Now tell me, honestly—have you ever needed someone to tell you what to read? Are you at loose literary ends without some authority figure guiding you along the shelves at Borders or (how plebian!) the library?
I mean, really—how will they know the right thing to be reading now so that they’ll be able to talk to all the right people and appear informed and intelligent? How will they ever stay within the ranks of the well-read? Without guidance, they might wander into reading for—oh, who knows, pure enjoyment?
Because apparently, only nerds just read whatever strikes their fancy because we enjoy it, without regard to what we should be reading. We’re the ones who only minded reading assignments when we were in school if they got in the way of the reading we were doing on our own. And you know where that leads!
People with bookshelves! And books on them! In fact, usually more books than shelves! Rows and stacks and boxes of books—that they’ve read. Or that they will actually read. Not because they should, or because they need to, or because they were on a list. Because they want to read them. Just because. They might even enjoy them.

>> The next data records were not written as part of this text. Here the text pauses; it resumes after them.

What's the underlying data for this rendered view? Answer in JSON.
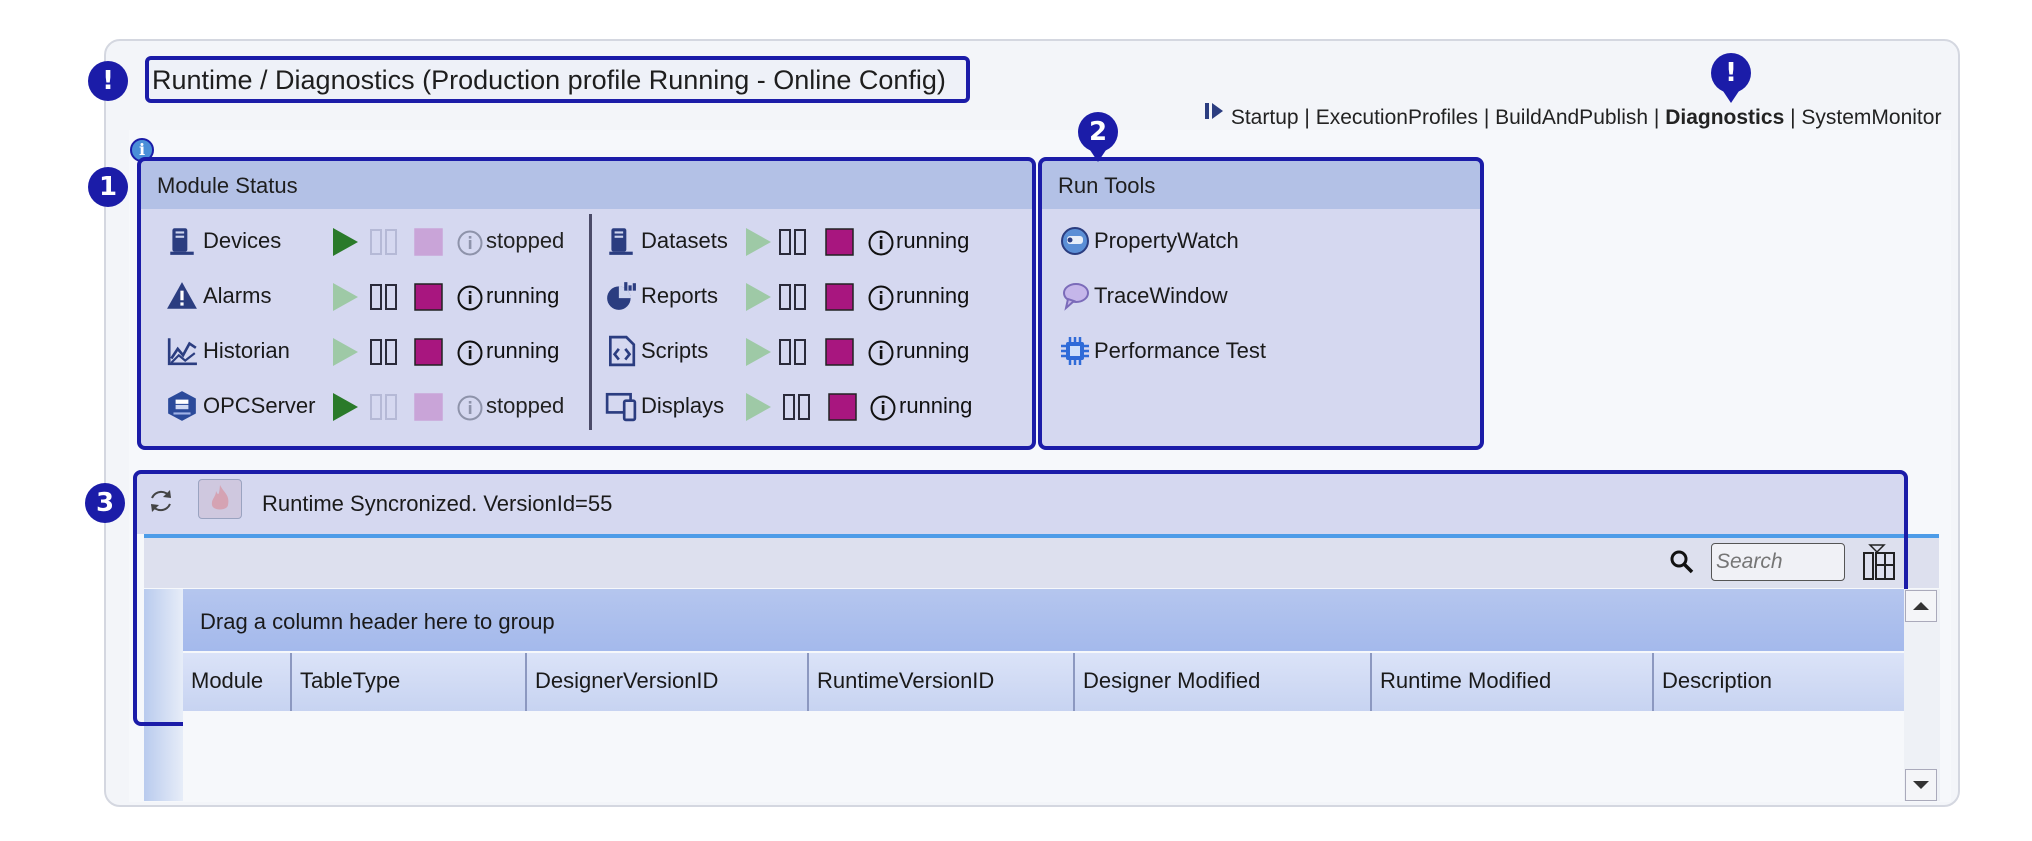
{
  "header": {
    "title": "Runtime / Diagnostics (Production profile Running - Online Config)"
  },
  "breadcrumb": {
    "items": [
      "Startup",
      "ExecutionProfiles",
      "BuildAndPublish",
      "Diagnostics",
      "SystemMonitor"
    ],
    "current": "Diagnostics",
    "separator": "|"
  },
  "badges": {
    "alert": "!",
    "one": "1",
    "two": "2",
    "three": "3",
    "info": "i"
  },
  "module_status": {
    "title": "Module Status",
    "modules": [
      {
        "label": "Devices",
        "status": "stopped",
        "icon": "devices-icon"
      },
      {
        "label": "Alarms",
        "status": "running",
        "icon": "alarm-icon"
      },
      {
        "label": "Historian",
        "status": "running",
        "icon": "historian-icon"
      },
      {
        "label": "OPCServer",
        "status": "stopped",
        "icon": "opc-server-icon"
      },
      {
        "label": "Datasets",
        "status": "running",
        "icon": "datasets-icon"
      },
      {
        "label": "Reports",
        "status": "running",
        "icon": "reports-icon"
      },
      {
        "label": "Scripts",
        "status": "running",
        "icon": "scripts-icon"
      },
      {
        "label": "Displays",
        "status": "running",
        "icon": "displays-icon"
      }
    ]
  },
  "run_tools": {
    "title": "Run Tools",
    "items": [
      {
        "label": "PropertyWatch",
        "icon": "property-watch-icon"
      },
      {
        "label": "TraceWindow",
        "icon": "trace-window-icon"
      },
      {
        "label": "Performance Test",
        "icon": "chip-icon"
      }
    ]
  },
  "sync": {
    "status": "Runtime Syncronized. VersionId=55"
  },
  "grid": {
    "search_placeholder": "Search",
    "group_hint": "Drag a column header here to group",
    "columns": [
      "Module",
      "TableType",
      "DesignerVersionID",
      "RuntimeVersionID",
      "Designer Modified",
      "Runtime Modified",
      "Description"
    ]
  },
  "colors": {
    "accent": "#1b1ca8",
    "panel": "#d5d8f0",
    "panel_header": "#b3c1e6",
    "stop_active": "#a8167f",
    "stop_inactive": "#c9a4d8",
    "play_active": "#2a7a2a",
    "play_inactive": "#9ec9a6"
  }
}
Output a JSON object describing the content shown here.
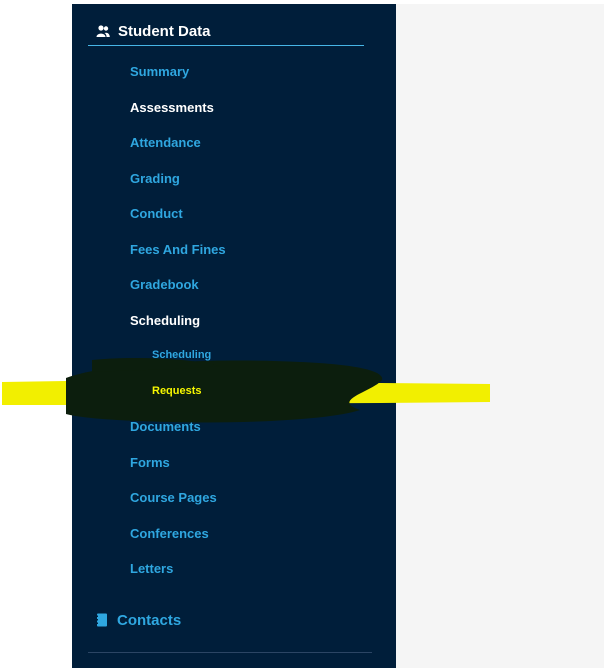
{
  "sidebar": {
    "section_title": "Student Data",
    "section_icon": "users-icon",
    "items": [
      {
        "label": "Summary"
      },
      {
        "label": "Assessments"
      },
      {
        "label": "Attendance"
      },
      {
        "label": "Grading"
      },
      {
        "label": "Conduct"
      },
      {
        "label": "Fees And Fines"
      },
      {
        "label": "Gradebook"
      },
      {
        "label": "Scheduling"
      },
      {
        "label": "Scheduling"
      },
      {
        "label": "Requests"
      },
      {
        "label": "Documents"
      },
      {
        "label": "Forms"
      },
      {
        "label": "Course Pages"
      },
      {
        "label": "Conferences"
      },
      {
        "label": "Letters"
      }
    ],
    "contacts_label": "Contacts",
    "contacts_icon": "address-book-icon"
  },
  "colors": {
    "sidebar_bg": "#001e3a",
    "link": "#2fa7e0",
    "active": "#ffffff",
    "selected": "#f7f700",
    "highlight": "#f2ef00"
  }
}
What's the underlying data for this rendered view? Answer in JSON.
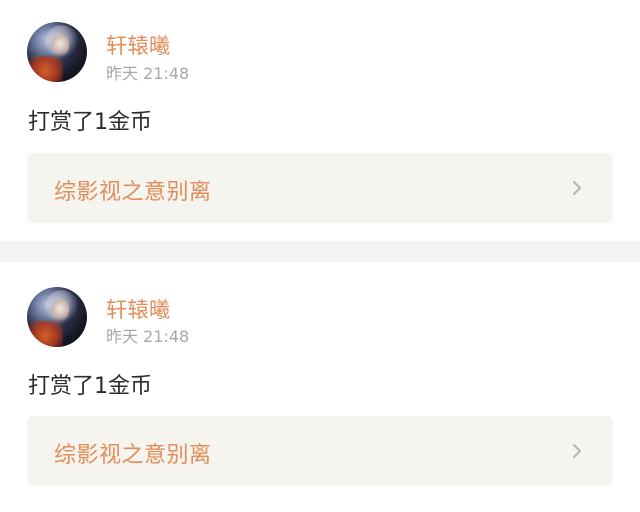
{
  "feed": {
    "items": [
      {
        "user": {
          "name": "轩辕曦"
        },
        "time": "昨天 21:48",
        "action": "打赏了1金币",
        "book_card": {
          "title": "综影视之意别离"
        }
      },
      {
        "user": {
          "name": "轩辕曦"
        },
        "time": "昨天 21:48",
        "action": "打赏了1金币",
        "book_card": {
          "title": "综影视之意别离"
        }
      }
    ]
  },
  "colors": {
    "accent": "#e28d5a",
    "text_primary": "#2c2c2c",
    "text_secondary": "#a8a8a8",
    "card_bg": "#f6f4ee",
    "separator_bg": "#f4f3f2"
  },
  "icons": {
    "avatar": "avatar",
    "chevron": "chevron-right-icon"
  }
}
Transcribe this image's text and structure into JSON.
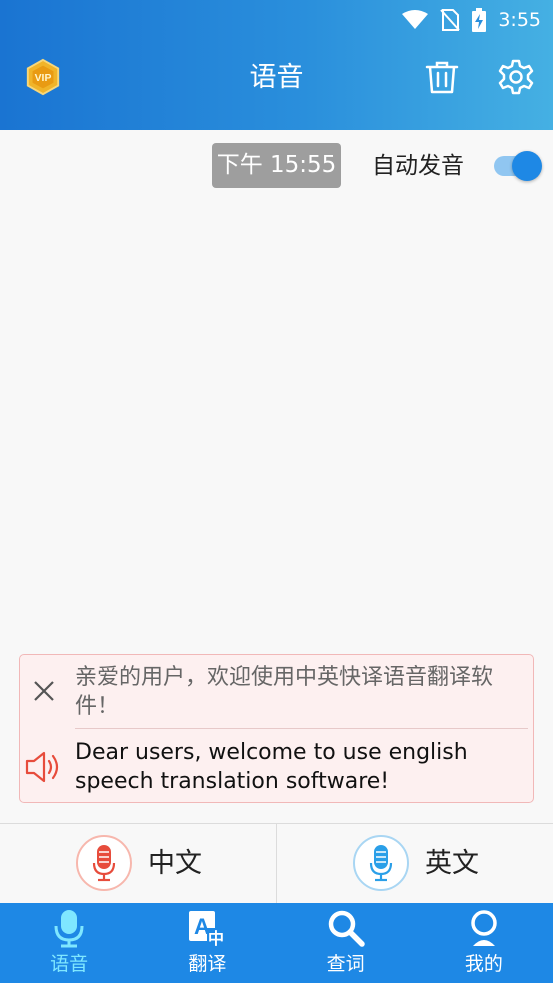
{
  "status_bar": {
    "time": "3:55"
  },
  "header": {
    "title": "语音",
    "vip_icon": "vip-badge-icon"
  },
  "chat": {
    "timestamp": "下午 15:55"
  },
  "auto_speak": {
    "label": "自动发音",
    "enabled": true
  },
  "tip": {
    "cn": "亲爱的用户，欢迎使用中英快译语音翻译软件！",
    "en": "Dear users, welcome to use english speech translation software!"
  },
  "languages": {
    "chinese": {
      "label": "中文",
      "color": "#e74c3c"
    },
    "english": {
      "label": "英文",
      "color": "#2a9fe8"
    }
  },
  "bottom_nav": {
    "items": [
      {
        "label": "语音",
        "icon": "microphone-icon",
        "active": true
      },
      {
        "label": "翻译",
        "icon": "translate-icon",
        "active": false
      },
      {
        "label": "查词",
        "icon": "search-icon",
        "active": false
      },
      {
        "label": "我的",
        "icon": "profile-icon",
        "active": false
      }
    ]
  },
  "colors": {
    "primary": "#1e88e5",
    "active_tab": "#7fe7ff",
    "tip_bg": "#fdf0f0"
  }
}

But will they have the right book to discuss at the right parties? Probably not. They may not care about the right parties. And if they go to parties, they’ll talk about—oh—anything! Any old book! Without embarrassment! Even if it’s something that has been out for 20 years and isn’t old enough to be a classic but hasn’t seen the NY Times Bestseller list in decades if it was ever there at all! In fact, if you get two or more of these nerds together in one place, they might start swapping books! Loaning them to each other! Encouraging these bad habits, and sometimes even writing down an author’s name so that they can go find more by him or her! (And they’ll probably go do a web search because they probably spend more time online that is Really Decent.)
It’s Just Not Right. Because however will you keep everybody thinking about the Right Things if you don’t make sure they’re all reading the same books at the same time if they must read at all?
(Can you tell that I am the one and only bookworm/nerd/geek in my entire family of origin? Including the huge extended clan? I’m SO thankful my daughter took after me!)